Li Luye, director general of the China Centre for International Studies, made an opening address at the symposium.

Chinese State Councillor and Foreign Minister Qian Qichen also addressed the opening ceremony. He said that countries may be big or small, strong or weak, rich or poor, but they are all equal members of the international community and ought to respect each other and treat each other equally.

However, he said that cases of disrespecting other’s sovereignty, imposing one’s will on others and even invading or annexing other’s territories are hardly rare occurences. What China seeks to establish, he added, is a new international order which can reflect the characteristics of the current era and enjoy the endorsement and conscious compliance of all countries.

Palestinian Question in Vienna
A meeting on the Palestinian question attended by nearly 500 representatives from worldwide non-governmental organizations ended on August 30 in Vienna, Austria.
The representatives said that the solution to the Middle East problem lies in the hands of the Palestinians and no one has the right to deprive them of their right of existence.
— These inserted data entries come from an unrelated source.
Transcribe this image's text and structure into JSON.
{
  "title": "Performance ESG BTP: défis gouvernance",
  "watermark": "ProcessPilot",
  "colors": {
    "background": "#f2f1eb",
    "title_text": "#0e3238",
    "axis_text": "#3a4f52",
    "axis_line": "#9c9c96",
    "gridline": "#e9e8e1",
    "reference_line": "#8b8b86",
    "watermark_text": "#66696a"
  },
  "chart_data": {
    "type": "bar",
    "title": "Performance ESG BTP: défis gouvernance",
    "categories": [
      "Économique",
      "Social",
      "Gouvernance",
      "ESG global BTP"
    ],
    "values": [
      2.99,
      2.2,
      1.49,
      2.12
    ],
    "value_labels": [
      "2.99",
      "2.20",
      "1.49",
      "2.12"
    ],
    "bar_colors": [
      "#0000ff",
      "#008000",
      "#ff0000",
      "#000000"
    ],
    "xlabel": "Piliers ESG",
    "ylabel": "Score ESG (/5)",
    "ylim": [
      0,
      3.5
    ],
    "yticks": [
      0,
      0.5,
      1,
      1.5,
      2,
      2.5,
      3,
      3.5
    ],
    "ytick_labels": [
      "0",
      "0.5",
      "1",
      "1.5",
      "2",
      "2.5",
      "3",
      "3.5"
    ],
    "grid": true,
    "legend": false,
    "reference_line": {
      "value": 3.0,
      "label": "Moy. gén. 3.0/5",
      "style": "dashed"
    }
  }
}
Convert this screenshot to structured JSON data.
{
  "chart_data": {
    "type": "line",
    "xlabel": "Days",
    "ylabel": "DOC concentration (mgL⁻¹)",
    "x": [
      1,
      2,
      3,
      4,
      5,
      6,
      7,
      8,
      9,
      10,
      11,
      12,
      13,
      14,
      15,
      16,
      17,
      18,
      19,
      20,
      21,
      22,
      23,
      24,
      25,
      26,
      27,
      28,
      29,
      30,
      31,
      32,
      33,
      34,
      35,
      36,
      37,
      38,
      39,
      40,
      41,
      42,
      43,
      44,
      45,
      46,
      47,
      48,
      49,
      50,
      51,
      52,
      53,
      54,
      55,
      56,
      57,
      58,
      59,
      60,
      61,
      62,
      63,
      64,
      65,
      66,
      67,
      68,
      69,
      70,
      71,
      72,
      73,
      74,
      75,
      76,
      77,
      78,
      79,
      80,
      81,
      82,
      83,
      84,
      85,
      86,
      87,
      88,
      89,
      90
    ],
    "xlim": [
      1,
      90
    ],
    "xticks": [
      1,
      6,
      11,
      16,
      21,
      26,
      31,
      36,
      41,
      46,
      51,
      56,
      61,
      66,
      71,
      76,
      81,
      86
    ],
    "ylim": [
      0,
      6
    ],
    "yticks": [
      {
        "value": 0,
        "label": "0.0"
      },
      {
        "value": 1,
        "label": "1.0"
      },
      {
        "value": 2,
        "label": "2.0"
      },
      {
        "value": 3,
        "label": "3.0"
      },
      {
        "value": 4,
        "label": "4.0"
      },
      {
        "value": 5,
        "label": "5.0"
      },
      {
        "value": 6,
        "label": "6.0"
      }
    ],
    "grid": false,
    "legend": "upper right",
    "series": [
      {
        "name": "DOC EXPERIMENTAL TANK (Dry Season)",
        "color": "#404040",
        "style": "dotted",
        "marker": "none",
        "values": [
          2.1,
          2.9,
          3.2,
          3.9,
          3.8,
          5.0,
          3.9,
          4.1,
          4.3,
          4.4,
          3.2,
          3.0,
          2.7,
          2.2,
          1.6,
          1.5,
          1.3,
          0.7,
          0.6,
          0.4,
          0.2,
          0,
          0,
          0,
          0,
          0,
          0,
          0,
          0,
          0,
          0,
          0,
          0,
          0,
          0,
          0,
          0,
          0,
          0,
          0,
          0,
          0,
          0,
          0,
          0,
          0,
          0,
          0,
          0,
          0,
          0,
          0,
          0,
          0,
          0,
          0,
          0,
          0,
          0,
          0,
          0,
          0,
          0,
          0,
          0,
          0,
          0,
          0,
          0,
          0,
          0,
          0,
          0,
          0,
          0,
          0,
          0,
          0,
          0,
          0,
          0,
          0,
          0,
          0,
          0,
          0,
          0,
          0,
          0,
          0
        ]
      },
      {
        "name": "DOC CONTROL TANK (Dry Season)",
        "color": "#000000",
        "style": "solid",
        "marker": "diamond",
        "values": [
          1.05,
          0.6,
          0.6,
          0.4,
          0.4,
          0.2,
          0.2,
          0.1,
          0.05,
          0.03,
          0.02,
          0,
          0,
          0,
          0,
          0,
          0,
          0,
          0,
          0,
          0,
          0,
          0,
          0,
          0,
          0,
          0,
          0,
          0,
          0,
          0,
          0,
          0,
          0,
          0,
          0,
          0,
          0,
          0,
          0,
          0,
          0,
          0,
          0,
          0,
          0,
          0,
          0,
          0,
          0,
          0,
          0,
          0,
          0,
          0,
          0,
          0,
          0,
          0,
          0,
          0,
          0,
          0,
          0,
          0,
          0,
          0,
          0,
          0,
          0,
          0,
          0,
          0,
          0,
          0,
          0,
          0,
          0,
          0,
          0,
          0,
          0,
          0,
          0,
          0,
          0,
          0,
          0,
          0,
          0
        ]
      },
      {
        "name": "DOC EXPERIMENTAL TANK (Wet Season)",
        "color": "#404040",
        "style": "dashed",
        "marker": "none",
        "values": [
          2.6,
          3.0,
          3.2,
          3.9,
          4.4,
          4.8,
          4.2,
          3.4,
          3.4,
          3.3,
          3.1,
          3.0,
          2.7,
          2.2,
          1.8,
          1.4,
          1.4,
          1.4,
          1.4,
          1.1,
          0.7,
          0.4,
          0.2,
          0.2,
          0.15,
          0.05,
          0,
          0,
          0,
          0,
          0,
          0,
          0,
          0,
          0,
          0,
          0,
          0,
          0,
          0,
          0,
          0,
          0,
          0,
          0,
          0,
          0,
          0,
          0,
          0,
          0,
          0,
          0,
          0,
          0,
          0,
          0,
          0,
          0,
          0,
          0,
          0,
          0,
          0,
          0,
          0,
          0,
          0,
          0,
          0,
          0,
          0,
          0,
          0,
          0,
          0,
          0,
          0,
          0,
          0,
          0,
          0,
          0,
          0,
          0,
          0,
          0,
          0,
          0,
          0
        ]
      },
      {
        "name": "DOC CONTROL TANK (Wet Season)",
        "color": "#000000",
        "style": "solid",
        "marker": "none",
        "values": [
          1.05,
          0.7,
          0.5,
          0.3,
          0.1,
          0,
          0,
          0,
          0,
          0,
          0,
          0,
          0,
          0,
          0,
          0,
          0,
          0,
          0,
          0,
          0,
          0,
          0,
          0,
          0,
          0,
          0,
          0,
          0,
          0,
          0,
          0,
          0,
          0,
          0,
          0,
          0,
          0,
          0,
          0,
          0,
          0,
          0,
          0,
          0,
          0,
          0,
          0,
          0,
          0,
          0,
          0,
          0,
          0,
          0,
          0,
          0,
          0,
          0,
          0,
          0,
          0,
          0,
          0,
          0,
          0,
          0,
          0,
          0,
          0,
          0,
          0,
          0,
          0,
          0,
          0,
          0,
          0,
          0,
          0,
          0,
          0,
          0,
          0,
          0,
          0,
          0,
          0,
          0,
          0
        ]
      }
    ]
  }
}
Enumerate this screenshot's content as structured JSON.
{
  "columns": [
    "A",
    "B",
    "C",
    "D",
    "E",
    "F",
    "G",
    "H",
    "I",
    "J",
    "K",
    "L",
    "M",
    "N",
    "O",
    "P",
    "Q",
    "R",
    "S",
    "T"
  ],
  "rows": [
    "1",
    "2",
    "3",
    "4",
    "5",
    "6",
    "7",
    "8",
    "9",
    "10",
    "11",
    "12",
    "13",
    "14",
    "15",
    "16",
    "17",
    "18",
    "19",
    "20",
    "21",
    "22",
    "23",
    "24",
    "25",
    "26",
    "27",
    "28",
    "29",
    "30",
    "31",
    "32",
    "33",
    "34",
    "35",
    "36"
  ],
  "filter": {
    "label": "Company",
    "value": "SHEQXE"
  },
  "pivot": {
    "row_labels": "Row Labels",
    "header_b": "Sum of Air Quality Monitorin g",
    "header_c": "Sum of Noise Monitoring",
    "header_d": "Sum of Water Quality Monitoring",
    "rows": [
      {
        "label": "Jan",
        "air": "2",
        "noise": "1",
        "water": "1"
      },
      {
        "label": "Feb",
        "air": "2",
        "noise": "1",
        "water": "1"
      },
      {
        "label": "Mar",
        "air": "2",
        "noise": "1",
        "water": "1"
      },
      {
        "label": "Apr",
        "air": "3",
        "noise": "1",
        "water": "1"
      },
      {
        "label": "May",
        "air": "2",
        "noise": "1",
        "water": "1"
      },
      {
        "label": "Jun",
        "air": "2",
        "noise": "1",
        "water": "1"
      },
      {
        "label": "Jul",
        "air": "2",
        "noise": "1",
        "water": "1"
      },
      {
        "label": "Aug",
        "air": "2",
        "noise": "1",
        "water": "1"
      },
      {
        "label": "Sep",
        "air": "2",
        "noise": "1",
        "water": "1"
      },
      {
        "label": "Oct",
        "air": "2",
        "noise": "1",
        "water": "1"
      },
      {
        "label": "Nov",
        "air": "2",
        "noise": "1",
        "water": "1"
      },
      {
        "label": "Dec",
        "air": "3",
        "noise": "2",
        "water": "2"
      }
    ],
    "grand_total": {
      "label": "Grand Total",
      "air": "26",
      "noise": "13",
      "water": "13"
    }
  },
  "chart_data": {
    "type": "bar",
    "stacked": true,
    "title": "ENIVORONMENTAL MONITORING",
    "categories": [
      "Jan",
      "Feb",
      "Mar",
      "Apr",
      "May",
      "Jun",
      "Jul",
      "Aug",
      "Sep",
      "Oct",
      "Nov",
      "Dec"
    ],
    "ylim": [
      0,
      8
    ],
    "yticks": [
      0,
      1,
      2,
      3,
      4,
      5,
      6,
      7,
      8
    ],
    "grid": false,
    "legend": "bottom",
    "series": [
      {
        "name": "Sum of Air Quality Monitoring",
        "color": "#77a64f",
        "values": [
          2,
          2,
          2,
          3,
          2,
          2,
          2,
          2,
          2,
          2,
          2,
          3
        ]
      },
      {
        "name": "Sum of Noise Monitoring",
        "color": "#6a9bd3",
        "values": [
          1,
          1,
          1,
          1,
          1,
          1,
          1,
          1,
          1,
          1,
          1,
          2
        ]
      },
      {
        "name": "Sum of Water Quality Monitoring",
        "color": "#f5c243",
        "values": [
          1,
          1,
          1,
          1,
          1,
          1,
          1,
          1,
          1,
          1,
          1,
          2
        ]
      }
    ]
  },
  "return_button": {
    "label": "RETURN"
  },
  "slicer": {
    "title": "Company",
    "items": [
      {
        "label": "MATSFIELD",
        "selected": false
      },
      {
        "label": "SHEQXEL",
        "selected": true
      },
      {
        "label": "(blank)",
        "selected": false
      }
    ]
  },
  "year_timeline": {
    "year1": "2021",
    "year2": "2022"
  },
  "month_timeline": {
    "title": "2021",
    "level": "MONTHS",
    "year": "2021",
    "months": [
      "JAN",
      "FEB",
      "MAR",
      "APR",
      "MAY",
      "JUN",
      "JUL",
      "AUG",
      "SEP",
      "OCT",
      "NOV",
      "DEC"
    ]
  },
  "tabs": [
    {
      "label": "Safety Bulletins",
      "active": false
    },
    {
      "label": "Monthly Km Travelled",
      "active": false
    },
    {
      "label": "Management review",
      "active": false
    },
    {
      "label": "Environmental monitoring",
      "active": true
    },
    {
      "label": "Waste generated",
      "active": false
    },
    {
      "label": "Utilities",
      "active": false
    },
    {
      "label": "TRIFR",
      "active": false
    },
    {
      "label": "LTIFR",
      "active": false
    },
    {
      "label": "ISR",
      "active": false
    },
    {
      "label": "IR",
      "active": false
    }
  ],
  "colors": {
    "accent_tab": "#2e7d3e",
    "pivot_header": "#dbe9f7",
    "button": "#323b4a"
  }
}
They strongly condemned the United States and Israel for delaying a speedy solution to the conflict by opposing relevant UN resolutions.
The delegates demanded unconditional acceptance by the United States and Israel of UN resolutions 242 and 338, calling for a solution to the Middle East problem, and Israel’s withdrawal from occupied Arab territory.

China Respects the Soviet People’s Choice
The Chinese government has, as always, maintained that the internal affairs of the Soviet Union should be handled by the Soviet people themselves.
This remark was made by Qian Qichen, state councilor and foreign minister, when meeting by appointment in Beijing on August 22 with N.N. Soloview, Soviet ambassador to China.
The ambassador conveyed President Mikhail Gorbachev’s personal message to the Chinese leaders.
“We respect the choice the Soviet people have made, and we believe that with the resumption of President Gorbachev’s duties, the good-neighbourly and friendly relations between China and the Soviet Union will continue to develop on the basis of the principles set forth in the 1989 and 1991 Sino-Soviet joint communiques,” Qian said.

Chinese Premier Meets Kenyan Foreign Minister
Chinese Premier Li Peng said that China would like to exchange views and consult with Kenya and other African countries on how to establish a new political and economic world order.
Li made the remark at a meeting with visiting Kenyan Minister for Foreign Affairs and International Co-operation Wilson Ndolo Ayah.
Li said that he was satisfied with the smooth growth of Sino-Kenyan relations in the recent years. He expressed the belief that Ayah’s current visit will promote co-operation between the two countries.